Save for college for your children.

Do you have kids or plan to have kids? Do you want to provide them the opportunity to get a college education? Have you prepared for this financially?

This one is not as important to my husband and I. My stepson plans to pursue trade school. Also, I spent 15 years in the SAT & ACT industry helping students get scholarships based on high test scores. I plan to use my knowledge of the industry to help my stepson be able to attend college for a fraction of the price, if he chooses to pursue a degree. Regardless, we have a plan. Do you?

Pay off the house.

If you don’t own a home, do you have a plan to save for a down payment or even pay in full? If you have already financed a house, do you know how much is left on your mortgage? Do you know how much you could save by paying a little extra each month? Do you have a plan to pay it off?
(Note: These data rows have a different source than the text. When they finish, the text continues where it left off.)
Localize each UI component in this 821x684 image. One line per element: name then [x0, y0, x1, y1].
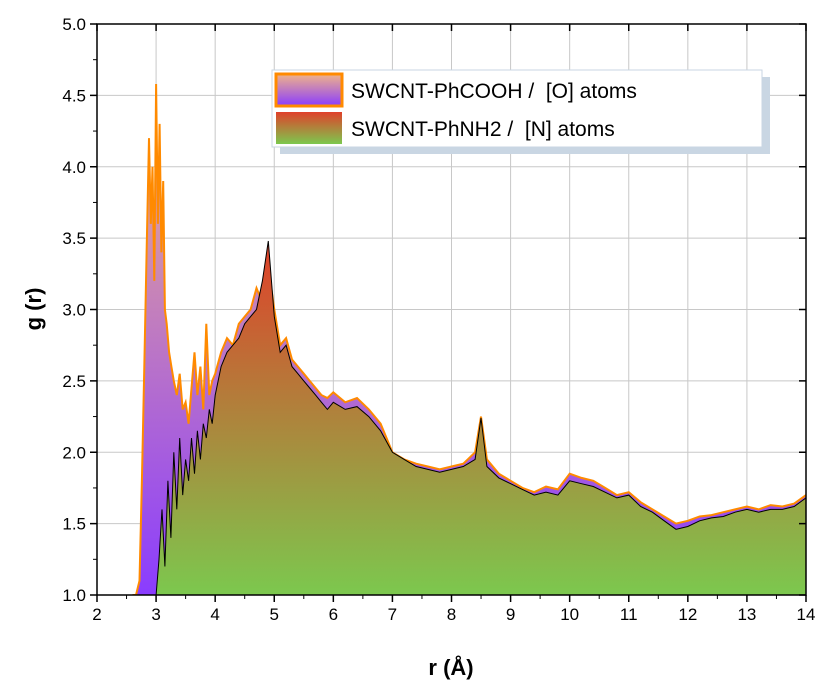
y-tick-label: 2.5 — [62, 372, 86, 391]
x-tick-label: 7 — [388, 605, 397, 624]
x-tick-label: 6 — [329, 605, 338, 624]
x-axis-title: r (Å) — [428, 654, 473, 680]
x-tick-label: 10 — [560, 605, 579, 624]
x-tick-label: 2 — [92, 605, 101, 624]
y-tick-label: 4.0 — [62, 158, 86, 177]
x-tick-label: 12 — [678, 605, 697, 624]
axes: 2 3 4 5 6 7 8 9 10 11 12 13 14 1.0 1.5 2.0 2.5 3.0 3.5 4.0 4… — [62, 15, 815, 624]
x-tick-label: 8 — [447, 605, 456, 624]
x-tick-label: 14 — [797, 605, 816, 624]
legend-box — [271, 69, 763, 148]
y-tick-label: 5.0 — [62, 15, 86, 34]
legend-swatch-phcooh — [274, 72, 344, 108]
y-tick-label: 1.5 — [62, 515, 86, 534]
series-line-0 — [132, 83, 806, 595]
y-tick-label: 1.0 — [62, 586, 86, 605]
x-tick-label: 5 — [270, 605, 279, 624]
series-area-1 — [150, 241, 806, 595]
y-tick-label: 3.5 — [62, 229, 86, 248]
x-tick-label: 3 — [151, 605, 160, 624]
x-tick-label: 4 — [210, 605, 219, 624]
y-tick-label: 4.5 — [62, 86, 86, 105]
x-tick-label: 13 — [737, 605, 756, 624]
legend: SWCNT-PhCOOH / [O] atoms SWCNT-PhNH2 / [… — [271, 69, 770, 154]
series-layer — [132, 83, 806, 595]
x-tick-label: 9 — [506, 605, 515, 624]
series-line-1 — [150, 240, 806, 595]
y-axis-title: g (r) — [21, 288, 46, 331]
legend-swatch-phnh2 — [276, 112, 342, 144]
legend-label-phnh2: SWCNT-PhNH2 / [N] atoms — [351, 118, 615, 141]
legend-label-phcooh: SWCNT-PhCOOH / [O] atoms — [351, 80, 637, 103]
y-tick-label: 3.0 — [62, 301, 86, 320]
x-tick-label: 11 — [620, 605, 638, 624]
y-tick-label: 2.0 — [62, 443, 86, 462]
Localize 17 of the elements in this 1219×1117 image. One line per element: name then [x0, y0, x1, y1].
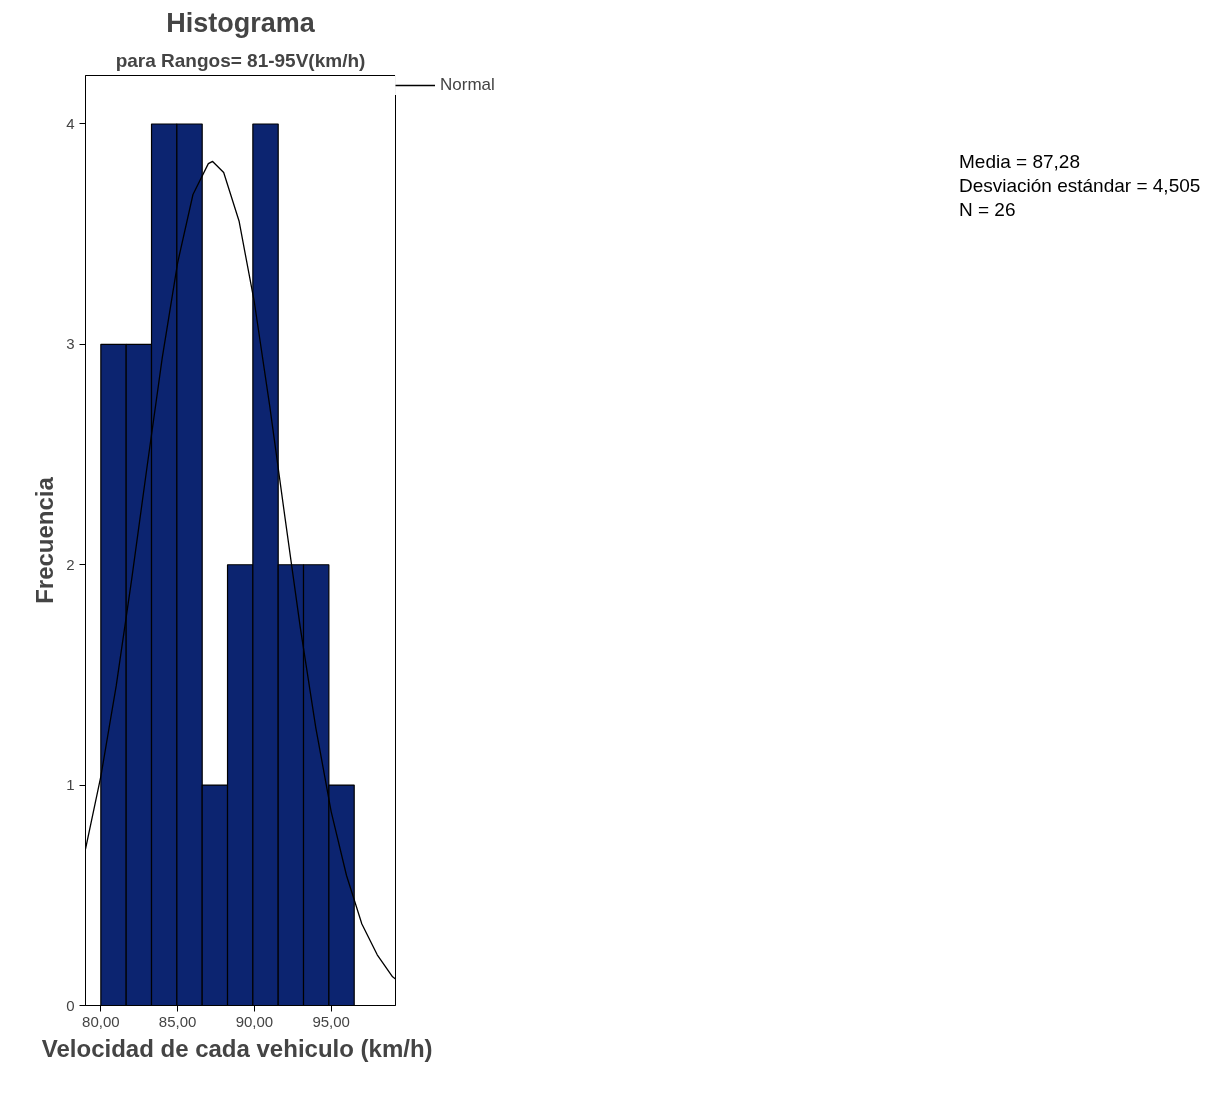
x-tick-label: 85,00 — [158, 1012, 197, 1030]
x-tick-label: 90,00 — [235, 1012, 274, 1030]
y-tick-label: 4 — [66, 114, 75, 132]
chart-title: Histograma — [166, 7, 316, 38]
x-tick-label: 95,00 — [312, 1012, 350, 1030]
y-tick-label: 0 — [66, 996, 75, 1014]
text: Desviación estándar = 4,505 — [959, 175, 1201, 196]
x-tick-label: 80,00 — [82, 1012, 120, 1030]
legend-label: Normal — [440, 75, 495, 95]
chart-subtitle: para Rangos= 81-95V(km/h) — [115, 49, 366, 71]
y-tick-label: 3 — [66, 335, 75, 353]
text: N = 26 — [959, 199, 1016, 220]
x-axis-title: Velocidad de cada vehiculo (km/h) — [41, 1034, 433, 1062]
y-tick-label: 1 — [66, 776, 75, 794]
y-tick-label: 2 — [66, 555, 75, 573]
text: Media = 87,28 — [959, 151, 1080, 172]
y-axis-title: Frecuencia — [31, 476, 59, 604]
Especially when you first get a mortgage, the majority of your payment is going toward interest and not the principal. We make extra payments toward the principal because we know that even a little bit extra helps a lot in those first few years. We also have our long-term plan and if we stick to it, we will have our house paid off 10 years from now, which would be approximately 15 years early on our 30-year mortgage. 

Build wealth and give

How would your life be different if you had no debts? What would it look like? What would you do? Who would you give your time and money to? Who could you help? How could you make the world a better place and help solve its problems?

My husband and I have a detailed one-year plan and a more flexible 10-year plan. Regardless, as we’ve come to run the numbers, I want to share with you how easy it could be to become a millionaire.

If your combined household income is $100,000, and you invest $15,000 per year in tax-deferred options – which decreases your taxable income now – and only saved it in a savings account that makes 4.5% (which is much lower than you would likely get in other investment types), it would take you 31 years to become a millionaire. 

I just turned 40 and my husband will be 45. If my husband and I only stuck to this very basic plan, we could have $1 million in cash in our early to late 70’s. 

We plan to accomplish that goal much sooner by contributing more and into higher yield investments. 

Do you know where your money is? I do.